News

Chemical fertiliser imports permitted again 

 

  • Controversial gazette revoked after six months 
  • Private sector to import and sell in open market 
  • Mahindananda says Govt.’s green agri policy unchanged 

 

BY Buddhika Samaraweera 

The Government has decided to revoke the Extraordinary Gazette No. 2226/48 of 6 May 2021 which banned the importation of chemical fertilisers and agrochemicals including pesticides, fungicides, and herbicides/weedicides, and to thereby allow the private sector to import the same. 

Speaking to the media yesterday (24), Agriculture Minister Mahindananda Aluthgamage stated that the Government has decided to revoke the relevant Extraordinary Gazette Notification with effect from yesterday. Accordingly, he said that the private sector will be allowed to import chemical fertilisers and other agrochemicals yesterday onwards. 

“On 26 April 2021, a proposal was submitted to the Cabinet of Ministers to direct the country’s agriculture towards green agriculture. Accordingly, an Extraordinary Gazette was issued banning the import of chemical fertilisers, pesticides, fungicides, and herbicides. However, as a people-sensitive Government, we have decided to revoke it,” he added. 

However, Aluthgamage noted that there will be no change in the Government’s policy. “The private sector can import chemical fertilisers and agrochemicals and sell them in the open market, but the Government’s policy towards a green agriculture will remain the same.

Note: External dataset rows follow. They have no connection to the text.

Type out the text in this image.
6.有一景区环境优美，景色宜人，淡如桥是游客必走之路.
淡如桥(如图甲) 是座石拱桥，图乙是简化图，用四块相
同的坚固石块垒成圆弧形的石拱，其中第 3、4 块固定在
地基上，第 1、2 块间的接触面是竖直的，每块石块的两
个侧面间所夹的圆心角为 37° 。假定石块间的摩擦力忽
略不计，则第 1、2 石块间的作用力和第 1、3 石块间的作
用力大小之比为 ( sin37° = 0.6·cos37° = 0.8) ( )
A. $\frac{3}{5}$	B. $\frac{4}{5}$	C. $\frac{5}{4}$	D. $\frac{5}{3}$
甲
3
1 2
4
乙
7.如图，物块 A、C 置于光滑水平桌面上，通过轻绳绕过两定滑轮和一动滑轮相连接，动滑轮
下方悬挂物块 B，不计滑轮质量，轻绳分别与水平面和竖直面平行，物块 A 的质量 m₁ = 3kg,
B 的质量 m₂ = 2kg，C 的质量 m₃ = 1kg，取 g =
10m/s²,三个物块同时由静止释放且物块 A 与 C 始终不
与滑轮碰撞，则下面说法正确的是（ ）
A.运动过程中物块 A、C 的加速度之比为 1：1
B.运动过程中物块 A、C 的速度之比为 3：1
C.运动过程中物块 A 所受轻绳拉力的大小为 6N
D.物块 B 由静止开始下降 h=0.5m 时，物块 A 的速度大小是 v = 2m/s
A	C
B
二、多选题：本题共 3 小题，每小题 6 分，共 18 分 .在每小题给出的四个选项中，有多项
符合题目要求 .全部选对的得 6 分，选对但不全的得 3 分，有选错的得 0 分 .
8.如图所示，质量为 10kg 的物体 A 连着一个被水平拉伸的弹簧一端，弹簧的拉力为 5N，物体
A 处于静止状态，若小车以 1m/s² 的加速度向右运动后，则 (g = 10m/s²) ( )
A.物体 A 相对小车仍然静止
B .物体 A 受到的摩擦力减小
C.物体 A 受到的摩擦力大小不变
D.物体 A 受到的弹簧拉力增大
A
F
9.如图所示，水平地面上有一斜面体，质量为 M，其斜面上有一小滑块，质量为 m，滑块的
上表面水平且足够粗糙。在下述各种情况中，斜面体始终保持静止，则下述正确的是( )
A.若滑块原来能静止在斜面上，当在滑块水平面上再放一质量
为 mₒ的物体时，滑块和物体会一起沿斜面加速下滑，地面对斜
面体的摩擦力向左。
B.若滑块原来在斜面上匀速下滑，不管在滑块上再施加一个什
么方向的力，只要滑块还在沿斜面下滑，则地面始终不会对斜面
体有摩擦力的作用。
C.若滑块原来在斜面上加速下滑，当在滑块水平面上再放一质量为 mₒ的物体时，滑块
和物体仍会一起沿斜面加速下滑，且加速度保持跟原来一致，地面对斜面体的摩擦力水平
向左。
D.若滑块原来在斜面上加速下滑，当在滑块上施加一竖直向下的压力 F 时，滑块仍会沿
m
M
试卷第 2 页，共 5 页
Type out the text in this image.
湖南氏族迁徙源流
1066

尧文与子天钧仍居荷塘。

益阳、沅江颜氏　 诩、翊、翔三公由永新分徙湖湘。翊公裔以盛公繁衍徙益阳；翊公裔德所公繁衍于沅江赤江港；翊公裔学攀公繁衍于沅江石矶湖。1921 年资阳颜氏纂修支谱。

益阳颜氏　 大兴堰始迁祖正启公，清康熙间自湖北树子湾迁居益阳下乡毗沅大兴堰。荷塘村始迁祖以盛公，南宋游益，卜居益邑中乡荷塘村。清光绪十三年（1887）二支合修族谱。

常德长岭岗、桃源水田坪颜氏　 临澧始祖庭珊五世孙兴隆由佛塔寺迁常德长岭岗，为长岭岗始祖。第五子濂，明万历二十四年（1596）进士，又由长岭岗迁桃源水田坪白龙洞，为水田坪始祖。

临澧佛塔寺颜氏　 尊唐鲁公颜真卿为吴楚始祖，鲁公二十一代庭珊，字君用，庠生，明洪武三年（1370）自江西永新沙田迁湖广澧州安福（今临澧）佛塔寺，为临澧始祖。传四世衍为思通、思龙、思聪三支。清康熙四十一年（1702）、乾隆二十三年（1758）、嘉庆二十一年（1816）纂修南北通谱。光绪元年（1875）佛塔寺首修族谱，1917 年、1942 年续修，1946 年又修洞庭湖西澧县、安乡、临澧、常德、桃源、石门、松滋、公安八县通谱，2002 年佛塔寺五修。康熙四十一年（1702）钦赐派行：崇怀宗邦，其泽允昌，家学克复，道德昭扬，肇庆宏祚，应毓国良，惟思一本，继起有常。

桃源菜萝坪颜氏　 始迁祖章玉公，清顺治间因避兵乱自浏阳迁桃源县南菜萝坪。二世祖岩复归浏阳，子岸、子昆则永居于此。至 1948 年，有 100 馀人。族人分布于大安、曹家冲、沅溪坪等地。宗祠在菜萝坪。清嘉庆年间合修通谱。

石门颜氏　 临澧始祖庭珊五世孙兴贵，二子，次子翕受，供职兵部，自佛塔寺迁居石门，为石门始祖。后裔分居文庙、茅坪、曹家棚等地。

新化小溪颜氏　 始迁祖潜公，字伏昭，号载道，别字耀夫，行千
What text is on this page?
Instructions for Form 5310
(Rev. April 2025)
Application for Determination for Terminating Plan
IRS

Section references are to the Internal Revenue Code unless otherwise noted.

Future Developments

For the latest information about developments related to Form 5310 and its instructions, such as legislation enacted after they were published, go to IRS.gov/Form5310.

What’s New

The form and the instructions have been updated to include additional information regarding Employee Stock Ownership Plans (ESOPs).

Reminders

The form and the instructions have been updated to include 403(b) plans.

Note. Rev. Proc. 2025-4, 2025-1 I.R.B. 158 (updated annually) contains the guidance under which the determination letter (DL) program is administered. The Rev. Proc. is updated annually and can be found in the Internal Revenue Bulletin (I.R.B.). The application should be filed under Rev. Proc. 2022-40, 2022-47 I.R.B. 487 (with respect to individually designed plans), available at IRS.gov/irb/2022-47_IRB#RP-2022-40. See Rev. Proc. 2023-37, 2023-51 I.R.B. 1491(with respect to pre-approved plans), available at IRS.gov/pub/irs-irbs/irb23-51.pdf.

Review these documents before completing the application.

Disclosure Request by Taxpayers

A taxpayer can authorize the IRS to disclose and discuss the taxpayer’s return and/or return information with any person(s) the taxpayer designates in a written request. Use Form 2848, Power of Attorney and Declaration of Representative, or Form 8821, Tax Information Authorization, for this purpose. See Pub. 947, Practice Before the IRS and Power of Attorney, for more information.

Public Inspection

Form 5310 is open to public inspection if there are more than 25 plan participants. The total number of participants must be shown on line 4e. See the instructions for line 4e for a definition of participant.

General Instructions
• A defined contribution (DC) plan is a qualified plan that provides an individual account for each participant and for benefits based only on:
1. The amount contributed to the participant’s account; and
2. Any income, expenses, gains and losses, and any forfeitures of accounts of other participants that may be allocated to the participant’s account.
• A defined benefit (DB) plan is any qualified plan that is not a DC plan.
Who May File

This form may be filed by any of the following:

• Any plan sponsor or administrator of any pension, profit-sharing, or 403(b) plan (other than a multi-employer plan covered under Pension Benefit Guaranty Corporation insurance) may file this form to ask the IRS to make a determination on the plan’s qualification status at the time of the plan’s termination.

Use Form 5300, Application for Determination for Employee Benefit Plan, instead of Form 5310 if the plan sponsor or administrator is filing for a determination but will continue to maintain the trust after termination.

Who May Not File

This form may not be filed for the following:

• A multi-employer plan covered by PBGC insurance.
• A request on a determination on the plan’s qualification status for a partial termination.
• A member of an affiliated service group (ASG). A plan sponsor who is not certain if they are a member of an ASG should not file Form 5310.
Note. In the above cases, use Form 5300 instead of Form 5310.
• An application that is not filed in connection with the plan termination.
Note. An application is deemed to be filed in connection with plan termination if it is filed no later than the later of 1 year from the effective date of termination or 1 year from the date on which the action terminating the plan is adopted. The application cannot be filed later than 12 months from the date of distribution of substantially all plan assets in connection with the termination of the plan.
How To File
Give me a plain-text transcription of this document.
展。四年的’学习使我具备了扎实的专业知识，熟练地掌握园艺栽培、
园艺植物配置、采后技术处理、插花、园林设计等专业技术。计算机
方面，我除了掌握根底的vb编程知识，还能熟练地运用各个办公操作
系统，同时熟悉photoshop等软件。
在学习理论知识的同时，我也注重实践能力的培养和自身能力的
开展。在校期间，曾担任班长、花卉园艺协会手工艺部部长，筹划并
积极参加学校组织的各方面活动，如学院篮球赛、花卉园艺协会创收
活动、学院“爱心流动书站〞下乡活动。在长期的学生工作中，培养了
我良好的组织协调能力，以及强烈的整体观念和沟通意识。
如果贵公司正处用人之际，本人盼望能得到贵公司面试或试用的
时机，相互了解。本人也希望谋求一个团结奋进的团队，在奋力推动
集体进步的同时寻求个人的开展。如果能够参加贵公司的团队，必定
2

All reliefs provided by the Government, such as subsidies, seeds, and guaranteed prices for paddy will be based on that policy,” he mentioned. 

He further said that if soil tests reveal that chemical fertilisers have been used by farmers who are receiving subsidies for organic fertilisers, it would be decided as to whether they should be given subsidies and that a regulatory arrangement would be made for that. 

He also accused the Government of not having supported the programme towards establishing green agriculture. 

“We made every effort to make this programme a success. There was strong opposition against me from the farmers, who burnt more effigies of me than they did of Liberation Tigers of Tamil Eelam (LTTE) Leader Velupillai Prabhakaran during the war. But I sided with the programme despite all such opposition, because of this policy. This ban would not have been lifted if it had taken place according to our plan. But we could not adequately socialise this plan. Even within the Government, there were different views on green agriculture,” he explained.

A proposal to ban the use and importation of chemical fertiliser, pesticides, and herbicides/weedicides was submitted to the Cabinet by President Gotabaya Rajapaksa and the same was granted approval, following which the relevant Extraordinary Gazette Notification was issued on 6 May 2021. 

However, the Finance Ministry, through the Extraordinary Gazette Notification No. 2238/45 of 31 July 2021, relaxed regulations on the importation of chelated (a type of bonding of ions and molecules to metal ions) minerals and micronutrients for the purpose of producing fertiliser. Accordingly, nitrogen (N) fertiliser, phosphate (PO₄³⁻) fertiliser, potassium (K) fertiliser, and fertilisers containing such minerals and chemical fertilisers containing a combination of fertilising elements, which were previously banned from being imported, were brought under the import control licence (ICL) by the aforesaid Extraordinary Gazette Notification. 

Furthermore, on Monday (22), Rajapaksa had instructed Agriculture Director General (DG) Dr. Ajantha de Silva to take necessary steps to import specialised chemical fertilisers and pesticides required for vegetable cultivation, in limited quantities, for a limited period, owing to the lack of organic and liquid fertilisers for the same, and the prevailing rains. 

At that time, claiming that the President had given permission to import “specialised fertilisers” and pesticides for vegetable cultivation in view of the prevailing rains, Aluthgamage said that there will however be no import of chemical fertilisers for paddy cultivation. 

Further, Aluthgamage on Tuesday (23), ordered the removal of Pesticides Registrar Dr. J.A. Sumith over the revocation of the Extraordinary Gazette which imposed a ban on certain agrochemicals, and thereby permitted imports, citing that the move was contrary to the Government’s green agriculture policy and an ongoing disciplinary inquiry into the alleged favouritism on the part of Dr. Sumith with regard to the import of such.